The study by the Pew Research Centre found that 52 per cent of respondents aged 13-17 had tried to cut back on their mobile phone use, some 57 per cent had tried to cut back on social media and 58 per cent had attempted to limit time spent playing video games.
Furthermore, 72 per cent of those surveyed said they’d often check for messages on their phones as soon as they woke up. Some 56 per cent of teens associate the absence of their phone with at least one of these three emotions: loneliness, being upset or feeling anxious with females far more likely to be anxious without them.
Parent’s reactions also appear to mirror that of their kids. Roughly two-thirds of parents surveyed said they were concerned about their kids’ screen time and 57 per cent had introduced restrictions.

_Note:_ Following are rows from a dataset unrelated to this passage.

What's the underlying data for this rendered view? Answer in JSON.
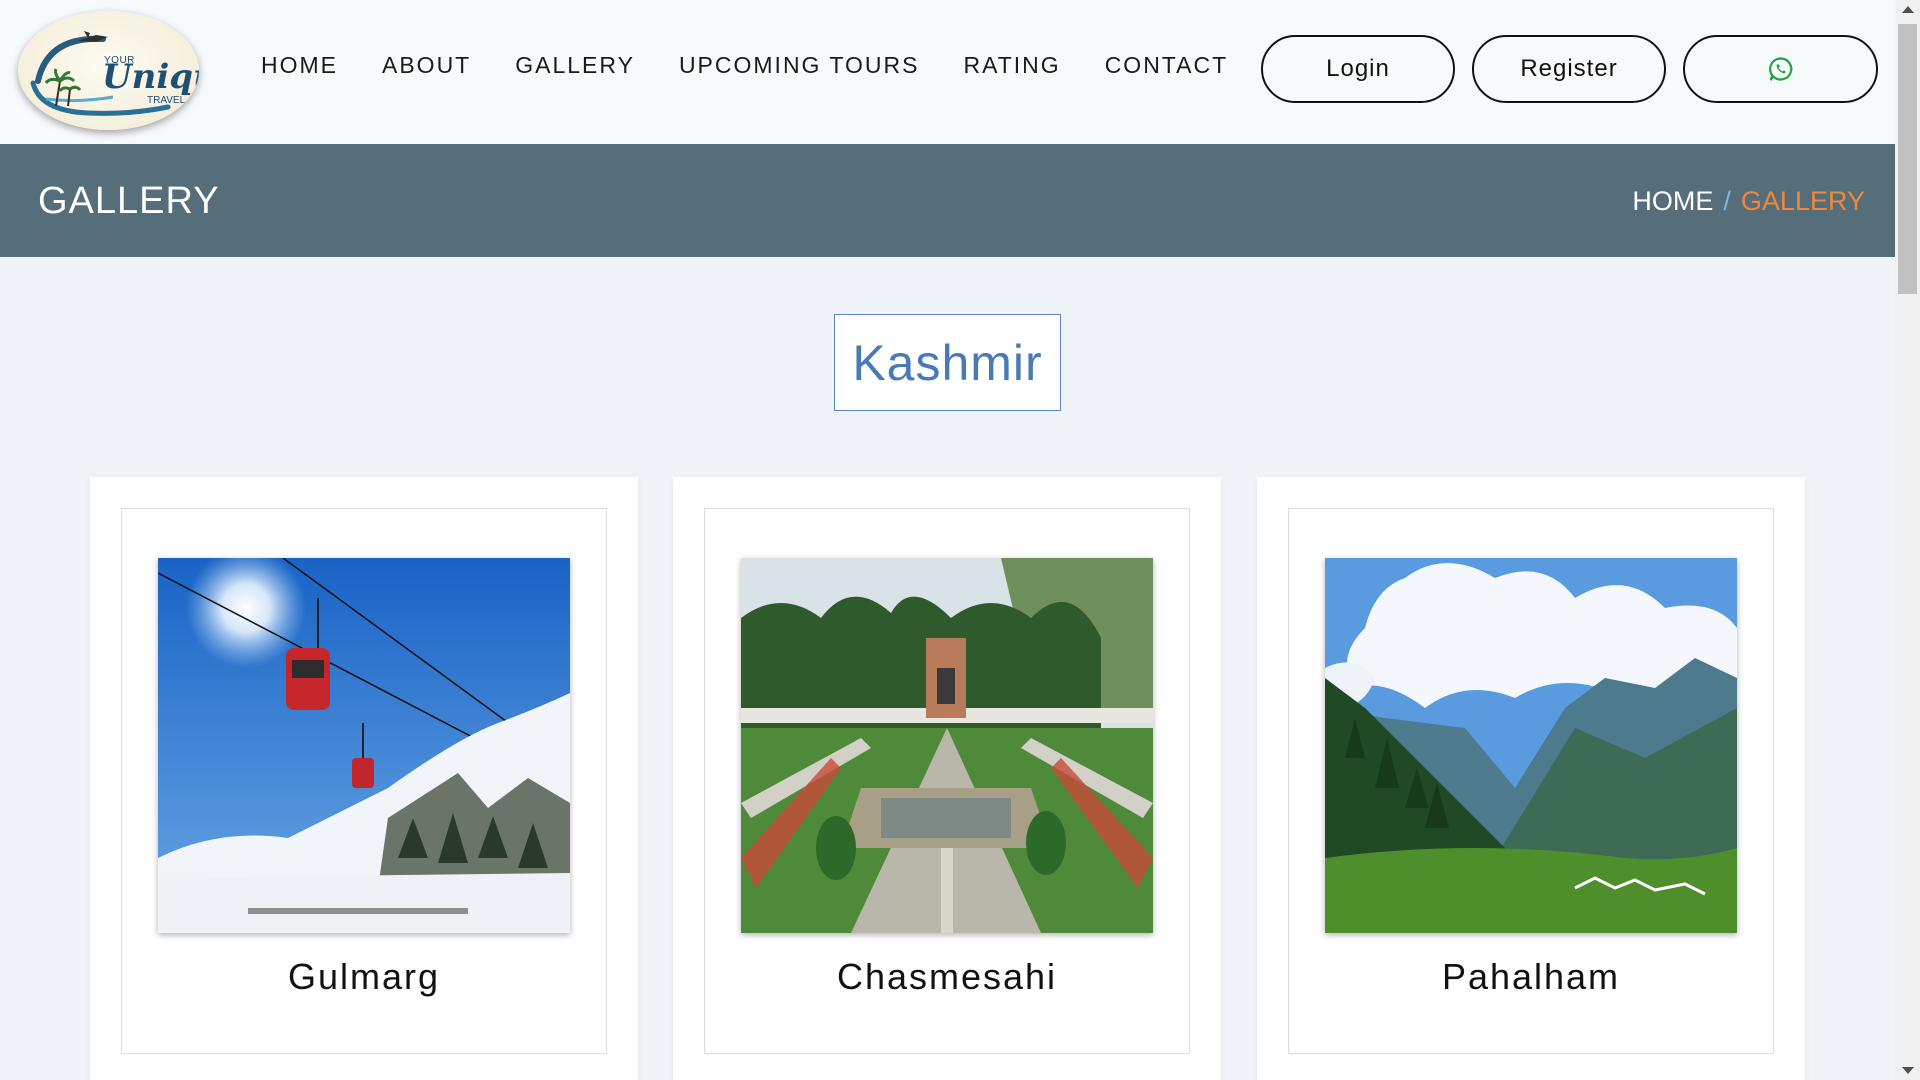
{
  "logo": {
    "line1": "YOUR",
    "line2": "Unique",
    "line3": "TRAVEL"
  },
  "nav": {
    "items": [
      {
        "label": "HOME"
      },
      {
        "label": "ABOUT"
      },
      {
        "label": "GALLERY"
      },
      {
        "label": "UPCOMING TOURS"
      },
      {
        "label": "RATING"
      },
      {
        "label": "CONTACT"
      }
    ],
    "login_label": "Login",
    "register_label": "Register",
    "whatsapp_icon": "whatsapp-icon"
  },
  "banner": {
    "title": "GALLERY",
    "breadcrumb": {
      "home": "HOME",
      "separator": "/",
      "current": "GALLERY"
    }
  },
  "section": {
    "title": "Kashmir"
  },
  "gallery": {
    "cards": [
      {
        "label": "Gulmarg"
      },
      {
        "label": "Chasmesahi"
      },
      {
        "label": "Pahalham"
      }
    ]
  },
  "colors": {
    "banner_bg": "#566e7a",
    "breadcrumb_current": "#f0873a",
    "section_title": "#4a7ab5",
    "whatsapp": "#25a244"
  }
}
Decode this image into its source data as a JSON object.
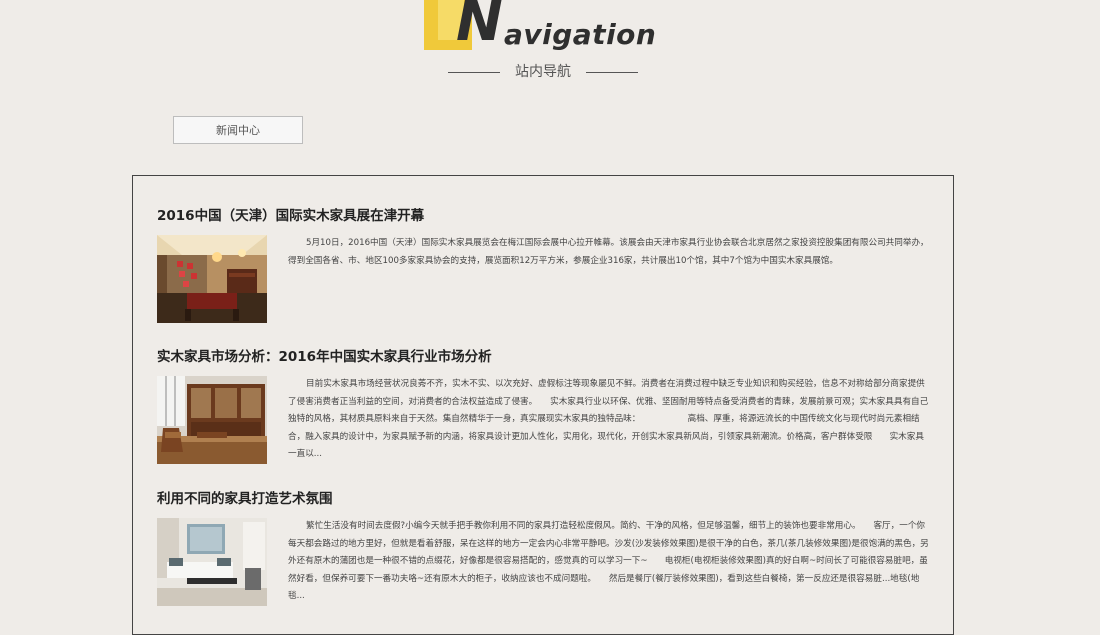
{
  "header": {
    "logo_first_letter": "N",
    "logo_rest": "avigation",
    "subtitle": "站内导航"
  },
  "category": {
    "button_label": "新闻中心"
  },
  "articles": [
    {
      "title": "2016中国（天津）国际实木家具展在津开幕",
      "summary": "5月10日，2016中国（天津）国际实木家具展览会在梅江国际会展中心拉开帷幕。该展会由天津市家具行业协会联合北京居然之家投资控股集团有限公司共同举办，得到全国各省、市、地区100多家家具协会的支持，展览面积12万平方米，参展企业316家，共计展出10个馆，其中7个馆为中国实木家具展馆。",
      "image": "showroom-photo"
    },
    {
      "title": "实木家具市场分析：2016年中国实木家具行业市场分析",
      "summary": "目前实木家具市场经营状况良莠不齐，实木不实、以次充好、虚假标注等现象屡见不鲜。消费者在消费过程中缺乏专业知识和购买经验，信息不对称给部分商家提供了侵害消费者正当利益的空间，对消费者的合法权益造成了侵害。　　实木家具行业以环保、优雅、坚固耐用等特点备受消费者的青睐，发展前景可观；实木家具具有自己独特的风格，其材质具原料来自于天然。集自然精华于一身，真实展现实木家具的独特品味：　　　　　　高档、厚重，将源远流长的中国传统文化与现代时尚元素相结合，融入家具的设计中，为家具赋予新的内涵，将家具设计更加人性化，实用化，现代化，开创实木家具新风尚，引领家具新潮流。价格高，客户群体受限　　实木家具一直以...",
      "image": "cabinet-room-photo"
    },
    {
      "title": "利用不同的家具打造艺术氛围",
      "summary": "繁忙生活没有时间去度假?小编今天就手把手教你利用不同的家具打造轻松度假风。简约、干净的风格，但足够温馨，细节上的装饰也要非常用心。　　客厅，一个你每天都会路过的地方里好，但就是看着舒服，呆在这样的地方一定会内心非常平静吧。沙发(沙发装修效果图)是很干净的白色，茶几(茶几装修效果图)是很饱满的黑色，另外还有原木的蒲团也是一种很不错的点缀花，好像都是很容易搭配的，感觉真的可以学习一下~　　电视柜(电视柜装修效果图)真的好白啊~时间长了可能很容易脏吧，虽然好看，但保养可要下一番功夫咯~还有原木大的柜子，收纳应该也不成问题啦。　　然后是餐厅(餐厅装修效果图)，看到这些白餐椅，第一反应还是很容易脏...地毯(地毯...",
      "image": "living-room-photo"
    }
  ],
  "colors": {
    "background": "#efece8",
    "logo_yellow": "#f0c93a",
    "logo_text": "#2f2f2f",
    "panel_border": "#444444"
  }
}
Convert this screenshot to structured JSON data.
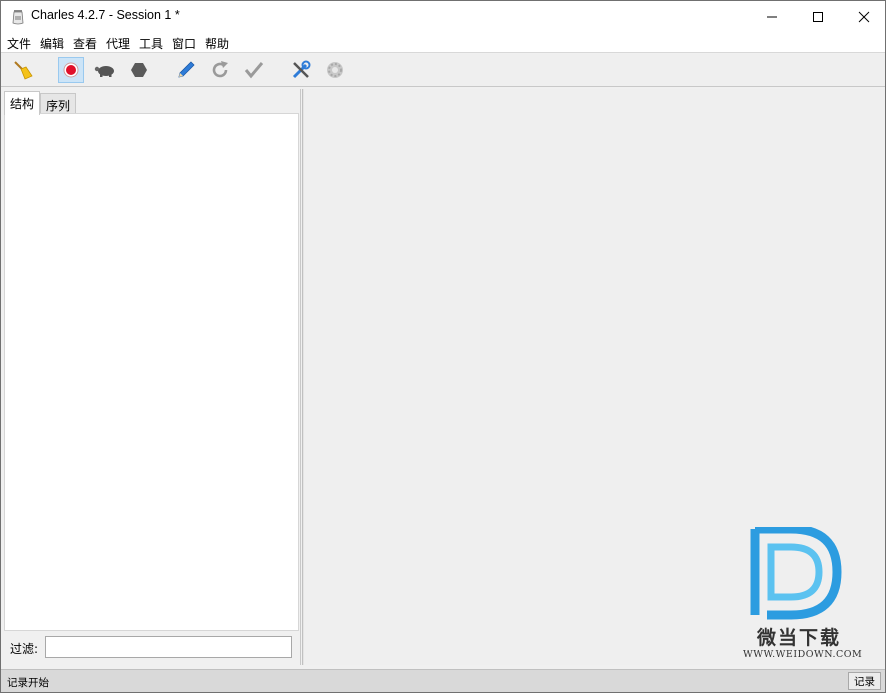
{
  "window": {
    "title": "Charles 4.2.7 - Session 1 *",
    "controls": [
      "minimize-icon",
      "maximize-icon",
      "close-icon"
    ]
  },
  "menu": {
    "items": [
      "文件",
      "编辑",
      "查看",
      "代理",
      "工具",
      "窗口",
      "帮助"
    ]
  },
  "toolbar": {
    "buttons": [
      {
        "icon": "broom-icon",
        "active": false
      },
      {
        "icon": "record-icon",
        "active": true
      },
      {
        "icon": "turtle-throttle-icon",
        "active": false
      },
      {
        "icon": "stop-hexagon-icon",
        "active": false
      },
      {
        "icon": "pen-compose-icon",
        "active": false
      },
      {
        "icon": "refresh-icon",
        "active": false
      },
      {
        "icon": "checkmark-icon",
        "active": false
      },
      {
        "icon": "tools-icon",
        "active": false
      },
      {
        "icon": "settings-gear-icon",
        "active": false
      }
    ]
  },
  "left_panel": {
    "tabs": [
      "结构",
      "序列"
    ],
    "selected_tab": "结构",
    "filter_label": "过滤:",
    "filter_value": ""
  },
  "status_bar": {
    "text": "记录开始",
    "button_label": "记录"
  },
  "watermark": {
    "name": "微当下载",
    "url": "WWW.WEIDOWN.COM",
    "colors": {
      "primary": "#2c9ce0",
      "accent": "#5bc2f0"
    }
  },
  "colors": {
    "record_red": "#e0102a",
    "active_highlight": "#cce4f7",
    "icon_gray": "#9a9a9a",
    "pen_blue": "#2e7cd8"
  }
}
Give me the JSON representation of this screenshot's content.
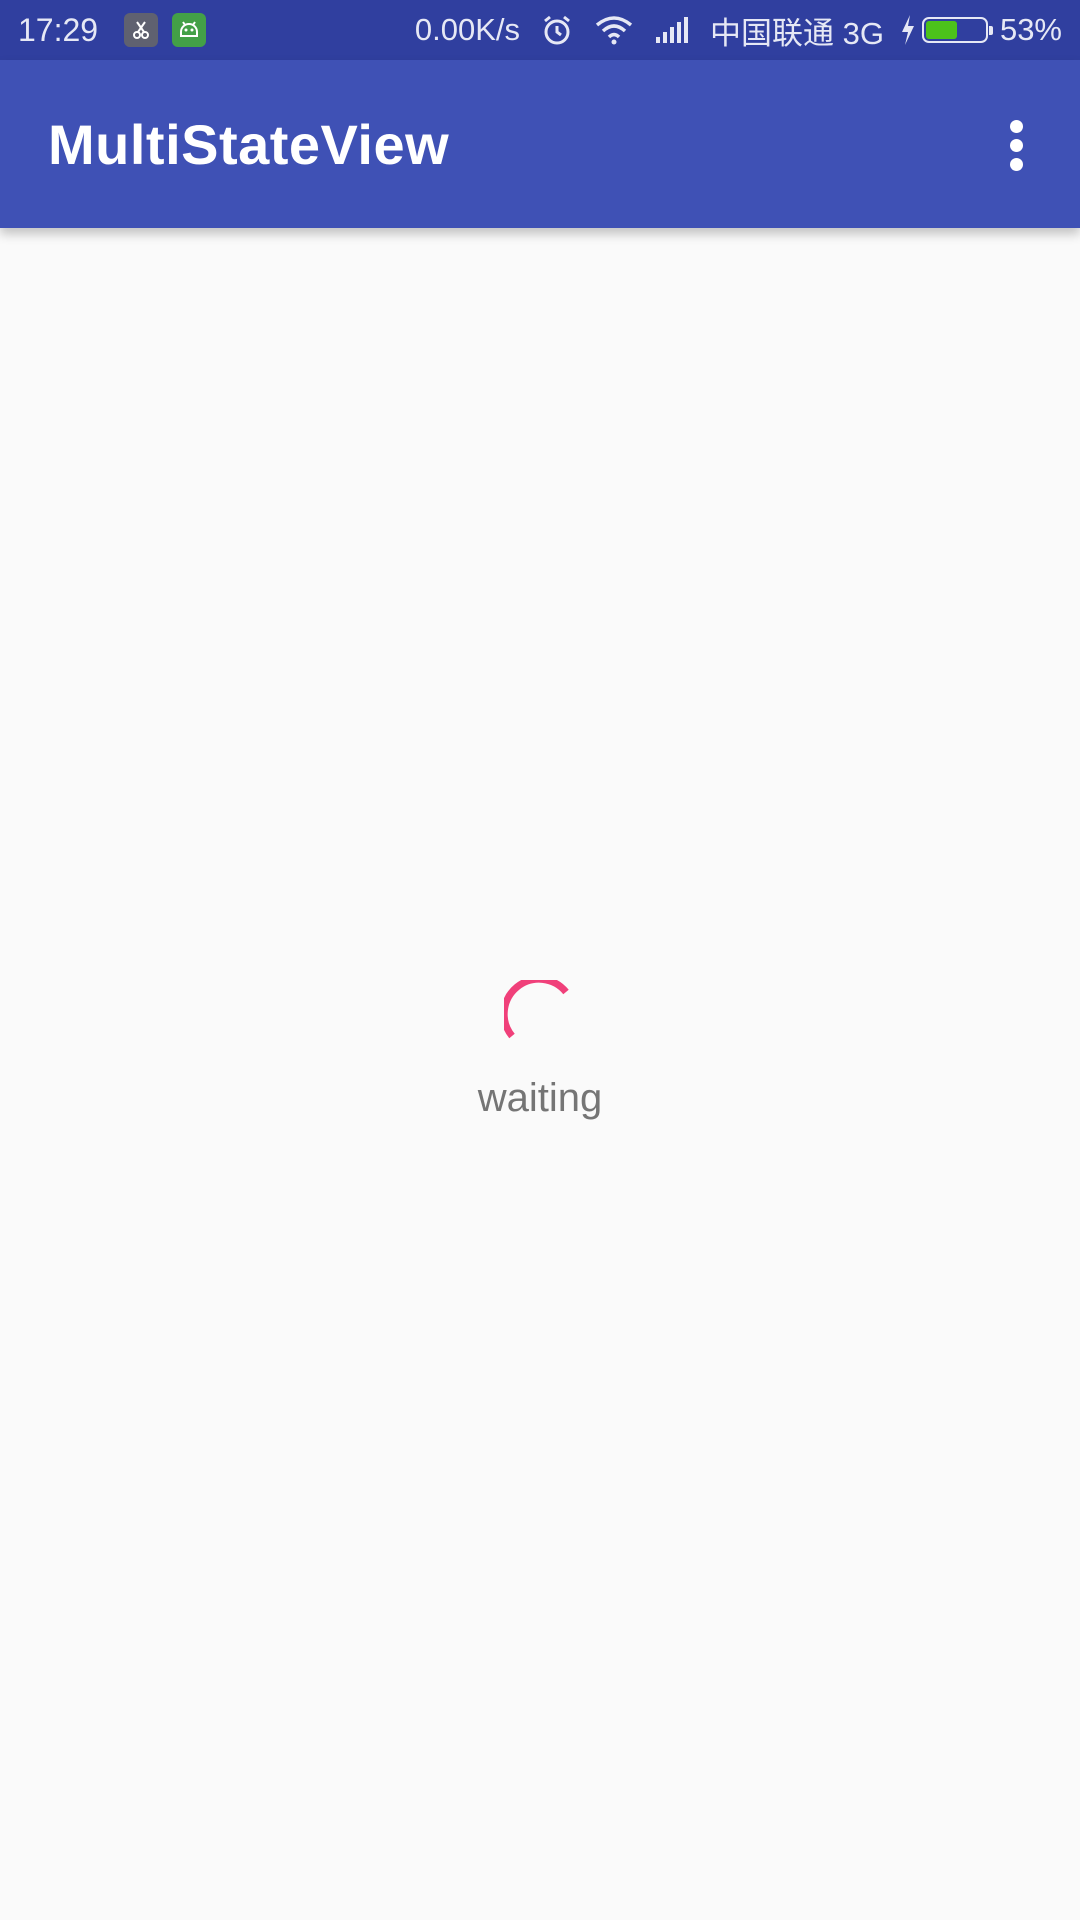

Interestingly, 36 per cent of parents admitted they were worried about their own amount of screen time, while 51 per cent of their kids agreed that their parents’ screen use had distracted them from having a conversation with them.
A further 15 per cent of parents agreed they often lose focus at work because of their phones, while the figure was eight per cent of kids and school.
The report noted: “As they look at their own lives and those of their peers, most teens see things that worry them. Roughly nine-in-ten teens view spending too much time online as a problem facing people their age, including 60 per cent who say it is a major problem.”
Girls are somewhat more likely than boys to say they spend too much time on social media (47 per cent vs. 35 per cent). By contrast, boys are roughly four times as likely to say they spend too much time playing video games (41 per cent of boys and 11 per cent of girls say this).